Gaya "ca phe vot" ala sekolah lama — kopi yang diseduh dalam saringan kain secara massal, lalu disendok ke dalam cangkir — lebih sulit ditemukan tetapi masih ada di beberapa tempat di dekat Cho Dam. Rasanya lebih kasar, lebih pekat, dan kurang fotogenik dibandingkan tren kopi kekinian, tetapi itulah yang diminum oleh sopir taksi berusia 65 tahun di meja sebelah. Layak dicoba sekali.

Jika Anda ingin duduk dengan santai menikmati kopi alih-alih meminumnya di samping sepeda motor Anda, deretan kafe kecil di sepanjang Nguyen Thien Thuat, satu blok dari jalan pantai, memiliki beberapa tempat yang buka jam 6:30 pagi dan tidak akan memutar musik K-pop dengan keras saat Anda baru bangun tidur.

Kedai pasar makanan jalanan yang ramai di Vietnam menyajikan hidangan tradisional.

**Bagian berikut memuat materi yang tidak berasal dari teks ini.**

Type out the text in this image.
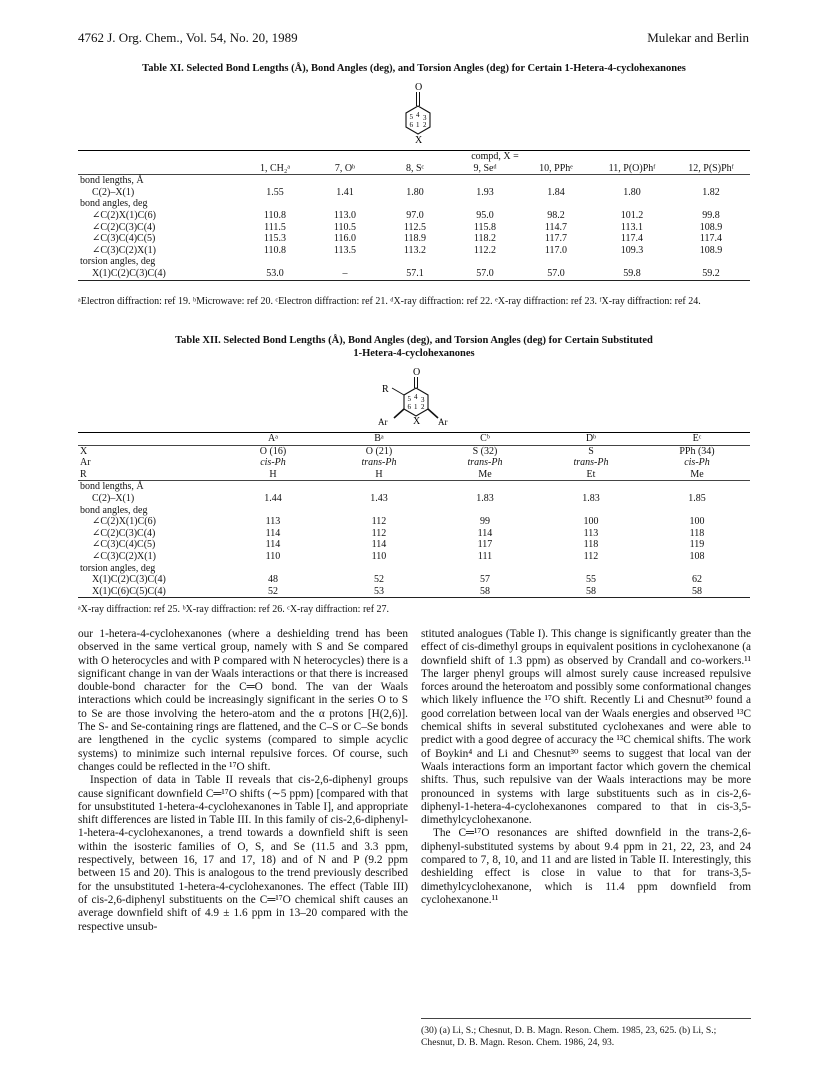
4762 J. Org. Chem., Vol. 54, No. 20, 1989	Mulekar and Berlin
Table XI. Selected Bond Lengths (Å), Bond Angles (deg), and Torsion Angles (deg) for Certain 1-Hetera-4-cyclohexanones
O
5 4 3
6 1 2
X
	compd, X =						
	1, CH₂ᵃ	7, Oᵇ	8, Sᶜ	9, Seᵈ	10, PPhᵉ	11, P(O)Phᶠ	12, P(S)Phᶠ
bond lengths, Å							
C(2)–X(1)	1.55	1.41	1.80	1.93	1.84	1.80	1.82
bond angles, deg							
∠C(2)X(1)C(6)	110.8	113.0	97.0	95.0	98.2	101.2	99.8
∠C(2)C(3)C(4)	111.5	110.5	112.5	115.8	114.7	113.1	108.9
∠C(3)C(4)C(5)	115.3	116.0	118.9	118.2	117.7	117.4	117.4
∠C(3)C(2)X(1)	110.8	113.5	113.2	112.2	117.0	109.3	108.9
torsion angles, deg							
X(1)C(2)C(3)C(4)	53.0	–	57.1	57.0	57.0	59.8	59.2
ᵃElectron diffraction: ref 19. ᵇMicrowave: ref 20. ᶜElectron diffraction: ref 21. ᵈX-ray diffraction: ref 22. ᵉX-ray diffraction: ref 23. ᶠX-ray diffraction: ref 24.
Table XII. Selected Bond Lengths (Å), Bond Angles (deg), and Torsion Angles (deg) for Certain Substituted
1-Hetera-4-cyclohexanones
O
R
5 4 3
6 1 2
X
Ar	Ar
	Aᵃ	Bᵃ	Cᵇ	Dᵇ	Eᶜ
X	O (16)	O (21)	S (32)	S	PPh (34)
Ar	cis-Ph	trans-Ph	trans-Ph	trans-Ph	cis-Ph
R	H	H	Me	Et	Me
bond lengths, Å					
C(2)–X(1)	1.44	1.43	1.83	1.83	1.85
bond angles, deg					
∠C(2)X(1)C(6)	113	112	99	100	100
∠C(2)C(3)C(4)	114	112	114	113	118
∠C(3)C(4)C(5)	114	114	117	118	119
∠C(3)C(2)X(1)	110	110	111	112	108
torsion angles, deg					
X(1)C(2)C(3)C(4)	48	52	57	55	62
X(1)C(6)C(5)C(4)	52	53	58	58	58
ᵃX-ray diffraction: ref 25. ᵇX-ray diffraction: ref 26. ᶜX-ray diffraction: ref 27.

our 1-hetera-4-cyclohexanones (where a deshielding trend has been observed in the same vertical group, namely with S and Se compared with O heterocycles and with P compared with N heterocycles) there is a significant change in van der Waals interactions or that there is increased double-bond character for the C═O bond. The van der Waals interactions which could be increasingly significant in the series O to S to Se are those involving the hetero-atom and the α protons [H(2,6)]. The S- and Se-containing rings are flattened, and the C–S or C–Se bonds are lengthened in the cyclic systems (compared to simple acyclic systems) to minimize such internal repulsive forces. Of course, such changes could be reflected in the ¹⁷O shift.

Inspection of data in Table II reveals that cis-2,6-diphenyl groups cause significant downfield C═¹⁷O shifts (∼5 ppm) [compared with that for unsubstituted 1-hetera-4-cyclohexanones in Table I], and appropriate shift differences are listed in Table III. In this family of cis-2,6-diphenyl-1-hetera-4-cyclohexanones, a trend towards a downfield shift is seen within the isosteric families of O, S, and Se (11.5 and 3.3 ppm, respectively, between 16, 17 and 17, 18) and of N and P (9.2 ppm between 15 and 20). This is analogous to the trend previously described for the unsubstituted 1-hetera-4-cyclohexanones. The effect (Table III) of cis-2,6-diphenyl substituents on the C═¹⁷O chemical shift causes an average downfield shift of 4.9 ± 1.6 ppm in 13–20 compared with the respective unsub-

stituted analogues (Table I). This change is significantly greater than the effect of cis-dimethyl groups in equivalent positions in cyclohexanone (a downfield shift of 1.3 ppm) as observed by Crandall and co-workers.¹¹ The larger phenyl groups will almost surely cause increased repulsive forces around the heteroatom and possibly some conformational changes which likely influence the ¹⁷O shift. Recently Li and Chesnut³⁰ found a good correlation between local van der Waals energies and observed ¹³C chemical shifts in several substituted cyclohexanes and were able to predict with a good degree of accuracy the ¹³C chemical shifts. The work of Boykin⁴ and Li and Chesnut³⁰ seems to suggest that local van der Waals interactions form an important factor which govern the chemical shifts. Thus, such repulsive van der Waals interactions may be more pronounced in systems with large substituents such as in cis-2,6-diphenyl-1-hetera-4-cyclohexanones compared to that in cis-3,5-dimethylcyclohexanone.

The C═¹⁷O resonances are shifted downfield in the trans-2,6-diphenyl-substituted systems by about 9.4 ppm in 21, 22, 23, and 24 compared to 7, 8, 10, and 11 and are listed in Table II. Interestingly, this deshielding effect is close in value to that for trans-3,5-dimethylcyclohexanone, which is 11.4 ppm downfield from cyclohexanone.¹¹

(30) (a) Li, S.; Chesnut, D. B. Magn. Reson. Chem. 1985, 23, 625. (b) Li, S.; Chesnut, D. B. Magn. Reson. Chem. 1986, 24, 93.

Foto oleh Tuan Vy di Pexels

Cara Menjelajahinya

Geografi sarapan Nha Trang tidak berpusat pada satu jalan — melainkan tersebar di zona-zona pasar. Cho Dam dan Cho Xom Moi adalah dua pusat utamanya. Keduanya berada dalam jarak 10 menit perjalanan dari koridor hotel turis utama di Tran Phu. Biaya xe om (ojek motor) dari jalur pantai ke Cho Dam sekitar 20.000–30.000 VND.

Pergilah lebih awal. Sebagian besar pedagang yang layak dikunjungi sudah tutup pada jam 9 pagi. Setelah itu, Anda hanya akan mendapatkan sisa makanan atau makanan yang dipanaskan kembali, dan rasanya akan berbeda.

Catatan Praktis

Bawalah uang tunai dalam pecahan kecil — uang kertas 10.000 dan 20.000 VND. Penjual sarapan di pasar jarang memiliki uang kembalian untuk pecahan 200.000 VND. Sebagian besar tempat tidak memiliki menu bahasa Inggris; menunjuk apa yang dipesan orang di sebelah Anda bekerja dengan sangat baik dan biasanya akan membuat Anda mendapatkan hidangan yang lezat.

— SELESAI —

Terakhir diperbarui · May 26, 2026 · riset independen, tanpa sponsor.